De nombreux facteurs, parmi lesquels on peut évoquer l'envolée du prix de l'or et la politique très répressive pratiquée par les forces de sécurité brésilienne, expliquait la recrudescence de dotation aurifère illégale en Guyane. C'est en particulier la fermeture brutale de la mine de Serra Pelada, dans l'Etat du Para au Brésil, et la répression féroce de cette activité, qui a provoqué un véritable phénomène de transfert des orpailleurs brésiliens vers la Guyane. Toutefois, comme le signalait le WWF, en 2009, « l'un des principaux facteurs explicatifs tient à la facilité déconcertante avec laquelle les Garimpeiros parviennent à écouler leur production. En raison de leur grande porosité, les filières légales de production/transformation/distribution d'or blanchissent quotidiennement, par manque de mesures appropriées, l'or extrait illégalement du sol guyanais. Cette absorption de l'or illégal par les filières légales française, surinamienne et brésilienne représente un incitatif économique puissant à la poursuite de l'orpaillage illégal en Guyane. »7(*)

Le projet d'accord franco-brésilien ainsi que l'application en Guyane de la « loi de garantie » ont pour objectif une meilleure traçabilité de l'or guyanais au travers d'un processus déclaratif et de contrôle.

Toujours selon le WWF, « plus de 22 tonnes d'or exportées de Guyane entre 2000 et 2008 présentent une origine douteuse. Il s'agit du différentiel entre la quantité d'or officiellement expédiée/exportée (déclarée aux douanes) et la quantité totale d'or officiellement produite (déclarée à la DRIRE). Chaque année la Guyane exporte officiellement bien plus d'or qu'elle n'en peut produire officiellement, alors même que les importations d'or venant des pays voisins sont négligeables. Ce différentiel traduit de manière éloquente l'intégration dans la filière légale, et avant l'export, d'or non déclaré ou produit illégalement. » Ces constatations avaient déjà été faites dans le rapport demandé par le Premier ministre à Mme Christiane Taubira en 2000.8(*)

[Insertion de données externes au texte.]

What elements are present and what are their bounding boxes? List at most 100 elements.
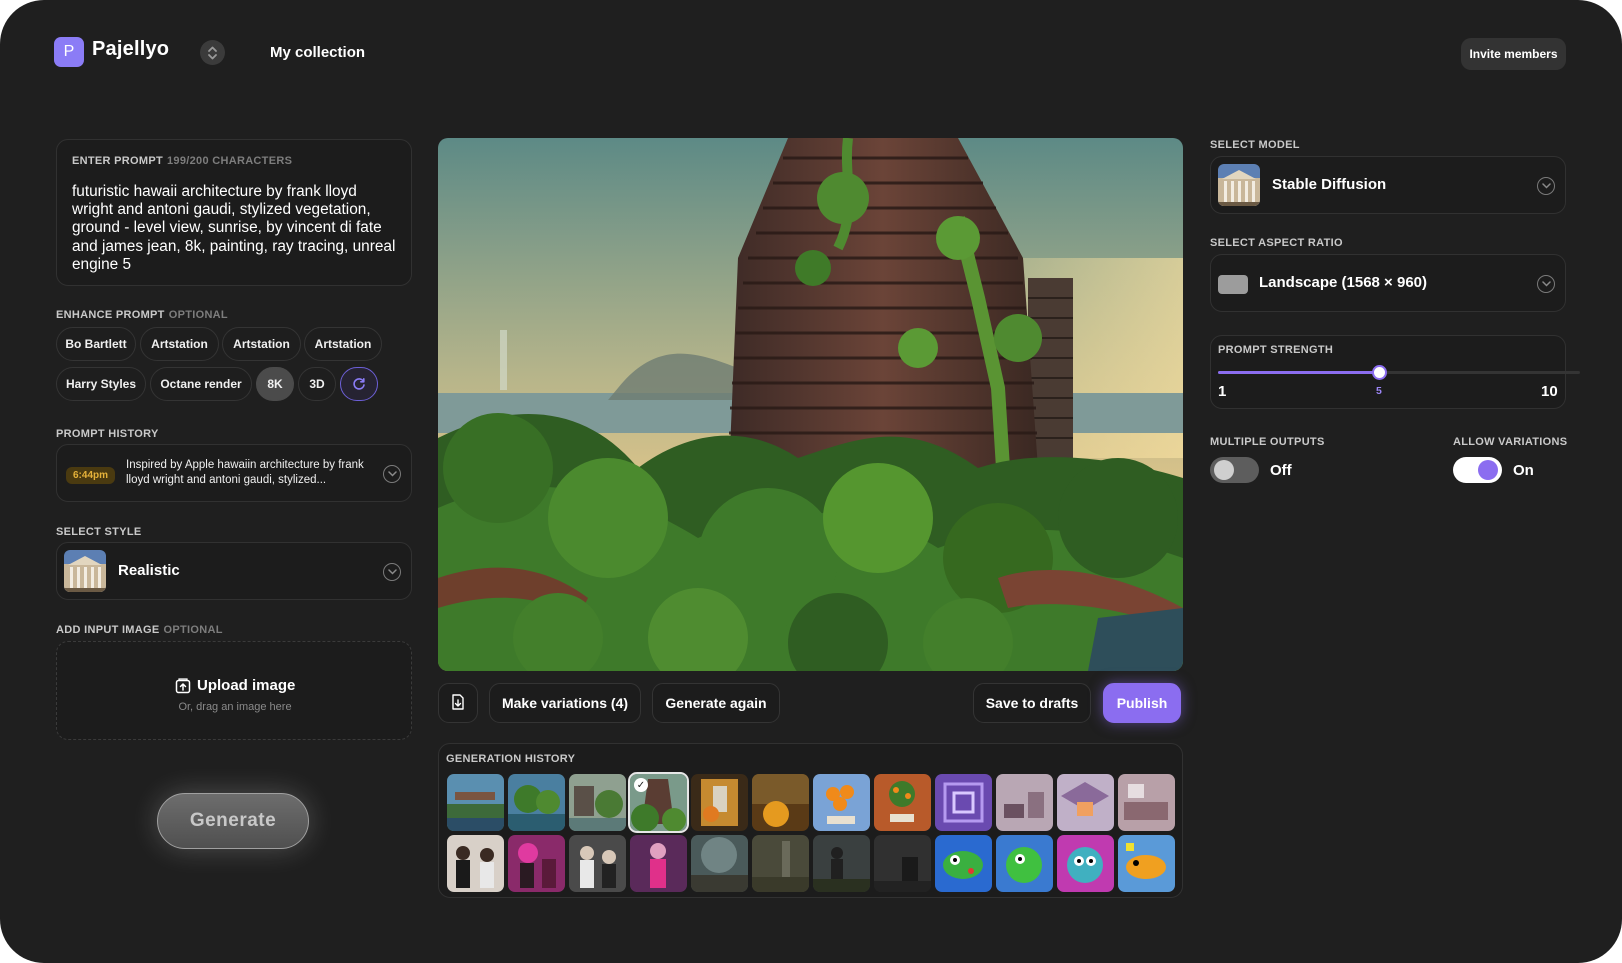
slider-handle[interactable] <box>1372 365 1387 380</box>
generate-again-button[interactable]: Generate again <box>652 683 780 723</box>
history-time-badge: 6:44pm <box>66 467 116 484</box>
model-value: Stable Diffusion <box>1272 176 1387 193</box>
prompt-label: Enter prompt 199/200 characters <box>72 155 292 167</box>
my-collection-link[interactable]: My collection <box>270 44 365 61</box>
allow-variations-state: On <box>1513 462 1534 479</box>
history-thumbnail[interactable] <box>874 835 931 892</box>
input-image-label: Add input image optional <box>56 624 223 636</box>
style-thumbnail <box>64 550 106 592</box>
history-thumbnail[interactable] <box>569 774 626 831</box>
enhance-chip[interactable]: Artstation <box>222 327 301 361</box>
input-image-optional: optional <box>163 624 223 636</box>
enhance-chip[interactable]: Artstation <box>140 327 219 361</box>
multiple-outputs-state: Off <box>1270 462 1292 479</box>
generate-button[interactable]: Generate <box>157 793 309 849</box>
history-thumbnail[interactable] <box>691 774 748 831</box>
workspace-switcher-icon[interactable] <box>200 40 225 65</box>
enhance-chip[interactable]: Octane render <box>150 367 252 401</box>
enhance-chip[interactable]: 3D <box>298 367 336 401</box>
file-download-icon <box>452 693 464 710</box>
history-thumbnail[interactable] <box>447 774 504 831</box>
prompt-history-dropdown[interactable]: 6:44pm Inspired by Apple hawaiin archite… <box>56 444 412 502</box>
refresh-icon <box>353 378 365 390</box>
upload-label: Upload image <box>197 677 296 694</box>
aspect-ratio-value: Landscape (1568 × 960) <box>1259 274 1428 291</box>
enhance-prompt-label: Enhance prompt optional <box>56 309 228 321</box>
slider-value: 5 <box>1376 385 1382 397</box>
generation-history-label: Generation history <box>446 753 576 765</box>
refresh-suggestions-button[interactable] <box>340 367 378 401</box>
prompt-label-text: Enter prompt <box>72 155 163 167</box>
history-thumbnail[interactable] <box>1118 774 1175 831</box>
enhance-chip[interactable]: Artstation <box>304 327 382 361</box>
enhance-chip[interactable]: Harry Styles <box>56 367 146 401</box>
multiple-outputs-toggle[interactable] <box>1210 457 1259 483</box>
prompt-card[interactable]: Enter prompt 199/200 characters futuristi… <box>56 139 412 286</box>
enhance-chip[interactable]: Bo Bartlett <box>56 327 136 361</box>
publish-button[interactable]: Publish <box>1103 683 1181 723</box>
history-thumbnail[interactable] <box>813 774 870 831</box>
history-thumbnail[interactable] <box>874 774 931 831</box>
upload-dropzone[interactable]: Upload image Or, drag an image here <box>56 641 412 740</box>
select-style-label: Select style <box>56 526 142 538</box>
history-thumbnail[interactable] <box>1118 835 1175 892</box>
chevron-down-icon[interactable] <box>383 465 401 483</box>
history-thumbnail-selected[interactable]: ✓ <box>628 772 689 833</box>
selected-check-icon: ✓ <box>634 778 648 792</box>
aspect-ratio-select[interactable]: Landscape (1568 × 960) <box>1210 254 1566 312</box>
history-thumbnail[interactable] <box>813 835 870 892</box>
history-thumbnail[interactable] <box>630 835 687 892</box>
history-prompt-text: Inspired by Apple hawaiin architecture b… <box>126 459 364 486</box>
prompt-history-label: Prompt history <box>56 428 159 440</box>
enhance-optional: optional <box>168 309 228 321</box>
style-select[interactable]: Realistic <box>56 542 412 600</box>
history-thumbnail[interactable] <box>996 774 1053 831</box>
input-image-label-text: Add input image <box>56 624 160 636</box>
history-thumbnail[interactable] <box>1057 774 1114 831</box>
invite-members-button[interactable]: Invite members <box>1461 38 1566 70</box>
app-logo[interactable]: P <box>54 37 84 67</box>
logo-letter: P <box>63 43 75 60</box>
multiple-outputs-label: Multiple outputs <box>1210 436 1325 448</box>
upload-hint: Or, drag an image here <box>178 701 292 713</box>
select-aspect-ratio-label: Select aspect ratio <box>1210 237 1343 249</box>
toggle-knob <box>1478 460 1498 480</box>
generation-history-panel: Generation history ✓ <box>438 743 1183 898</box>
chevron-down-icon[interactable] <box>383 563 401 581</box>
history-thumbnail[interactable] <box>935 835 992 892</box>
prompt-textarea[interactable]: futuristic hawaii architecture by frank … <box>72 183 402 274</box>
generated-image <box>438 138 1183 671</box>
toggle-knob <box>1214 460 1234 480</box>
chevron-down-icon[interactable] <box>1537 177 1555 195</box>
allow-variations-toggle[interactable] <box>1453 457 1502 483</box>
history-thumbnail[interactable] <box>691 835 748 892</box>
chevron-down-icon[interactable] <box>1537 275 1555 293</box>
export-button[interactable] <box>438 683 478 723</box>
prompt-strength-card: Prompt strength 1 5 10 <box>1210 335 1580 409</box>
history-thumbnail[interactable] <box>1057 835 1114 892</box>
history-thumbnail[interactable] <box>508 774 565 831</box>
save-to-drafts-button[interactable]: Save to drafts <box>973 683 1091 723</box>
model-select[interactable]: Stable Diffusion <box>1210 156 1566 214</box>
make-variations-button[interactable]: Make variations (4) <box>489 683 641 723</box>
select-model-label: Select model <box>1210 139 1300 151</box>
workspace-name[interactable]: Pajellyo <box>92 38 169 61</box>
history-thumbnail[interactable] <box>508 835 565 892</box>
upload-image-button[interactable]: Upload image <box>175 677 295 694</box>
prompt-strength-slider[interactable] <box>1218 365 1580 380</box>
enhance-chip-active[interactable]: 8K <box>256 367 294 401</box>
style-value: Realistic <box>118 562 180 579</box>
upload-icon <box>175 677 191 693</box>
enhance-label-text: Enhance prompt <box>56 309 165 321</box>
history-thumbnail[interactable] <box>447 835 504 892</box>
app-window: P Pajellyo My collection Invite members … <box>0 0 1622 963</box>
history-thumbnail[interactable] <box>752 835 809 892</box>
model-thumbnail <box>1218 164 1260 206</box>
prompt-char-counter: 199/200 characters <box>167 155 293 167</box>
history-thumbnail[interactable] <box>569 835 626 892</box>
slider-min: 1 <box>1218 383 1227 400</box>
history-thumbnail[interactable] <box>935 774 992 831</box>
history-thumbnail[interactable] <box>996 835 1053 892</box>
history-thumbnail[interactable] <box>752 774 809 831</box>
slider-fill <box>1218 371 1379 374</box>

* 6 Le décret-loi du 6 juin 1930 qui instaurait le territoire de l'Inini distinguait les « bricoleurs » (orpailleurs officiels) des « maraudeurs » (orpailleurs illégaux).

* 7 « De la mine à la vitrine : état des lieux et perspectives de la traçabilité de l'or guyanais - octobre 2009.

* 8 L'or en Guyane : éclats et artifices - rapport au premier ministre - 2000.